One Man’s Journey
Deacon Duncan Macpherson
I would love to tell you about some dramatic moment of conversion, like the one Paul had on the way to Damascus; to be able to tell you about how empty and godless my life was until I was suddenly overwhelmed by the blinding certainty that God loved me and that Christ died for me. I know many people who can give just such an account of their journey to faith. My story is not so much of one dramatic turning to God but of a stop-go-zigzag-bends journey with several mini-conversions or reawakenings of faith at various intervals in my life.

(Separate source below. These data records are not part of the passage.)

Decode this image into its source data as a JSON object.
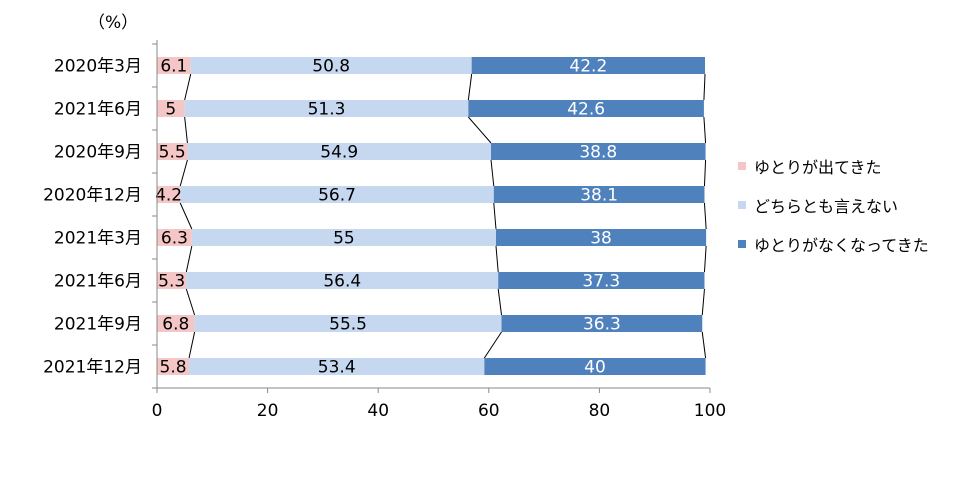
{
  "chart_data": {
    "type": "bar",
    "orientation": "horizontal",
    "stacked": true,
    "unit_label": "（%）",
    "categories": [
      "2020年3月",
      "2021年6月",
      "2020年9月",
      "2020年12月",
      "2021年3月",
      "2021年6月",
      "2021年9月",
      "2021年12月"
    ],
    "series": [
      {
        "name": "ゆとりが出てきた",
        "color": "#f4c6c6",
        "values": [
          6.1,
          5,
          5.5,
          4.2,
          6.3,
          5.3,
          6.8,
          5.8
        ]
      },
      {
        "name": "どちらとも言えない",
        "color": "#c6d8f0",
        "values": [
          50.8,
          51.3,
          54.9,
          56.7,
          55,
          56.4,
          55.5,
          53.4
        ]
      },
      {
        "name": "ゆとりがなくなってきた",
        "color": "#4f81bd",
        "values": [
          42.2,
          42.6,
          38.8,
          38.1,
          38,
          37.3,
          36.3,
          40
        ]
      }
    ],
    "xlim": [
      0,
      100
    ],
    "xticks": [
      "0",
      "20",
      "40",
      "60",
      "80",
      "100"
    ],
    "series_lines": true,
    "grid": false,
    "legend_position": "right"
  }
}
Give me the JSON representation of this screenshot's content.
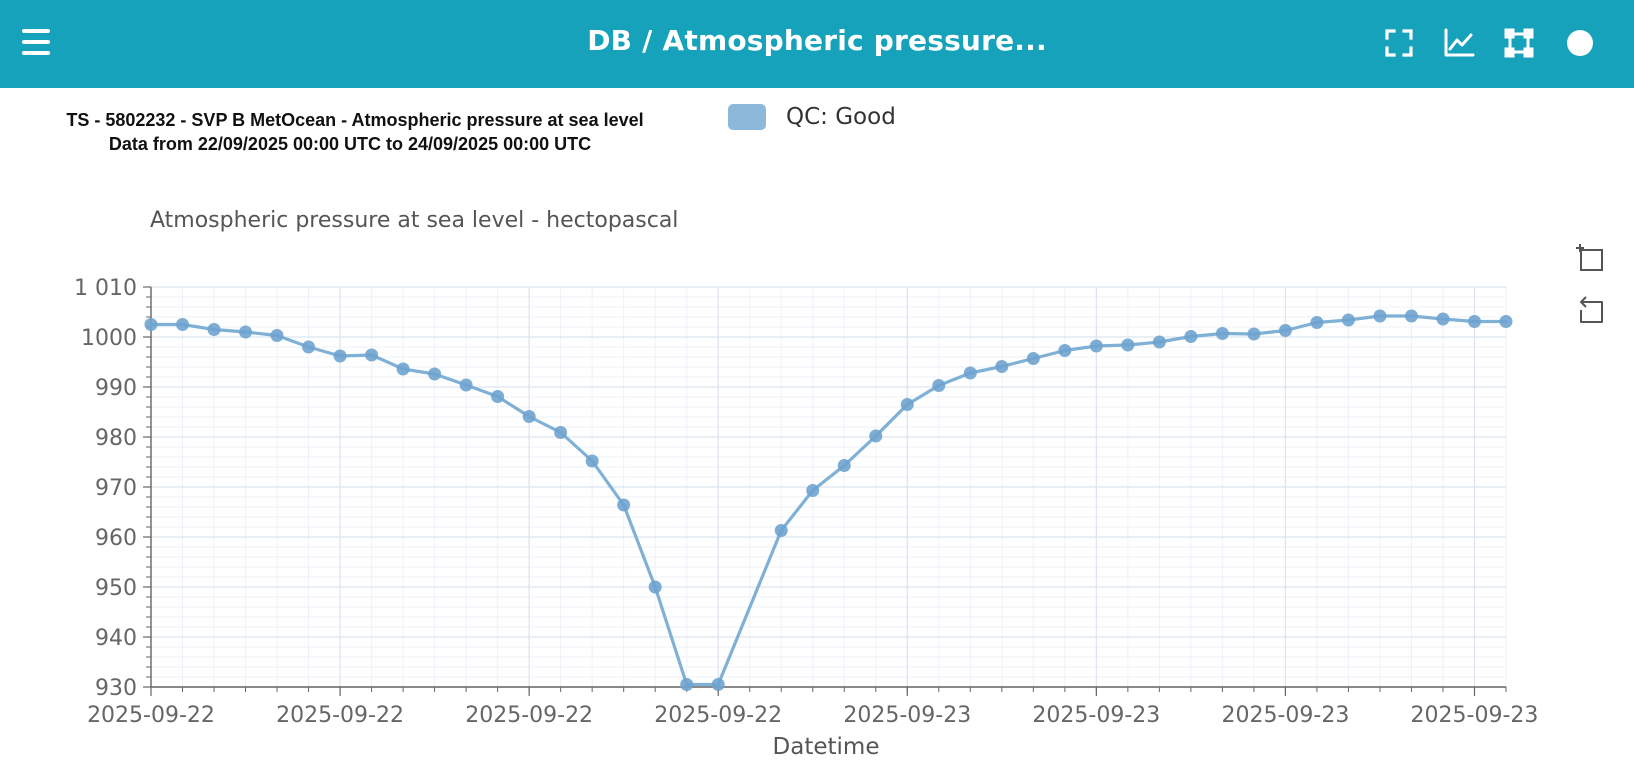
{
  "header": {
    "title": "DB / Atmospheric pressure...",
    "icons": [
      "menu-icon",
      "fullscreen-icon",
      "line-chart-icon",
      "selection-icon",
      "status-dot-icon"
    ]
  },
  "chart_heading": {
    "line1": "TS - 5802232 - SVP B MetOcean - Atmospheric pressure at sea level",
    "line2": "Data from 22/09/2025 00:00 UTC to 24/09/2025 00:00 UTC"
  },
  "legend": {
    "label": "QC: Good",
    "color": "#8db8da"
  },
  "side_tools": [
    "zoom-select-icon",
    "zoom-reset-icon"
  ],
  "colors": {
    "accent": "#17a2bc",
    "series": "#7fb0d6",
    "point": "#6fa3cf"
  },
  "chart_data": {
    "type": "line",
    "title": "Atmospheric pressure at sea level - hectopascal",
    "xlabel": "Datetime",
    "ylabel": "Atmospheric pressure at sea level - hectopascal",
    "ylim": [
      930,
      1010
    ],
    "yticks": [
      "930",
      "940",
      "950",
      "960",
      "970",
      "980",
      "990",
      "1000",
      "1 010"
    ],
    "xlim": [
      0,
      43
    ],
    "xticks": [
      {
        "x": 0,
        "label": "2025-09-22"
      },
      {
        "x": 6,
        "label": "2025-09-22"
      },
      {
        "x": 12,
        "label": "2025-09-22"
      },
      {
        "x": 18,
        "label": "2025-09-22"
      },
      {
        "x": 24,
        "label": "2025-09-23"
      },
      {
        "x": 30,
        "label": "2025-09-23"
      },
      {
        "x": 36,
        "label": "2025-09-23"
      },
      {
        "x": 42,
        "label": "2025-09-23"
      }
    ],
    "grid": true,
    "series": [
      {
        "name": "QC: Good",
        "x": [
          0,
          1,
          2,
          3,
          4,
          5,
          6,
          7,
          8,
          9,
          10,
          11,
          12,
          13,
          14,
          15,
          16,
          17,
          18,
          20,
          21,
          22,
          23,
          24,
          25,
          26,
          27,
          28,
          29,
          30,
          31,
          32,
          33,
          34,
          35,
          36,
          37,
          38,
          39,
          40,
          41,
          42,
          43
        ],
        "values": [
          1002.5,
          1002.5,
          1001.5,
          1001.0,
          1000.3,
          998.0,
          996.2,
          996.4,
          993.6,
          992.6,
          990.4,
          988.1,
          984.1,
          980.9,
          975.2,
          966.4,
          950.0,
          930.5,
          930.5,
          961.3,
          969.3,
          974.3,
          980.2,
          986.5,
          990.3,
          992.8,
          994.1,
          995.7,
          997.3,
          998.2,
          998.4,
          999.0,
          1000.1,
          1000.7,
          1000.6,
          1001.3,
          1002.9,
          1003.4,
          1004.2,
          1004.2,
          1003.6,
          1003.1,
          1003.1
        ]
      }
    ]
  }
}
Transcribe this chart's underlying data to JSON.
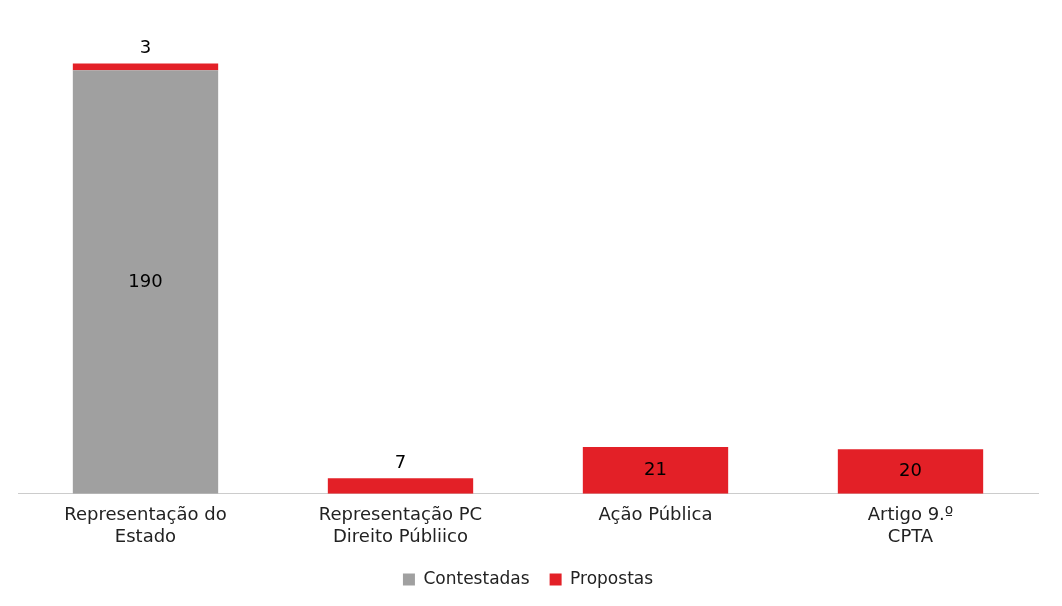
{
  "chart_data": {
    "type": "bar",
    "stacked": true,
    "categories": [
      "Representação do Estado",
      "Representação PC Direito Públiico",
      "Ação Pública",
      "Artigo 9.º CPTA"
    ],
    "series": [
      {
        "name": "Contestadas",
        "color": "#a0a0a0",
        "values": [
          190,
          null,
          null,
          null
        ],
        "value_labels": [
          "190",
          null,
          null,
          null
        ]
      },
      {
        "name": "Propostas",
        "color": "#e32027",
        "values": [
          3,
          7,
          21,
          20
        ],
        "value_labels": [
          "3",
          "7",
          "21",
          "20"
        ]
      }
    ],
    "legend": "bottom",
    "grid": false
  }
}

Born in 1940 to parents who were good and loving people with a kind of Christian Faith, but who didn’t seem to need to have much to do with any Church. Nevertheless I was baptised in the Church of England as a baby and later sent to Sunday school. At about eight or nine I joined the cubs and went to the monthly Church Parade at the local church to which the pack was attached. The vicar was a very impressive pastor and preacher. When I heard him preaching about God’s love I knew that he was talking about something real and important.
I took my faith with me to boarding school in 1951. There I was confirmed in the Church of England and decide that I had ‘a call’ to the ministry. On a visit to a village in Brittany in 1959 I first experienced Catholic worship. Friendship with the very dynamic parish priest laid the foundations for a journey towards full communion with the Catholic Church. Later, my time at University ended in 1963 with my taking that step in the company of several other students--including one who soon afterwards became my wife.
After five years as a teacher of Religious Education, I became a Theology lecturer at a College of Education. Academic teaching and family life combined to fill my day. With whatever time was left I channelled much of my Christian zeal into radical politics. I became progressively disenchanted with aspects of the institutional Church and-- although I never abandoned the practice of the Faith-- I can see in retrospect that it occupied less of a place in my life, and the company of articulate atheist friends contributed to a host of intellectual doubts.
A sabbatical trip alone to India in 1976, followed by several visits to Jerusalem in the 1980s led to a reawakening of faith and the extraordinary grace of an almost palpable sense of God. I then began again to experience a sense of vocation to ministry and a rediscovery of the richness of Catholicism. My own life experience had provided me with the ability to feel with others in their journeying and uncertainty. In 1992 I was ordained as a permanent deacon and found the opportunity to give voice to the faith that I received at my baptism and to the love that has filled all my days.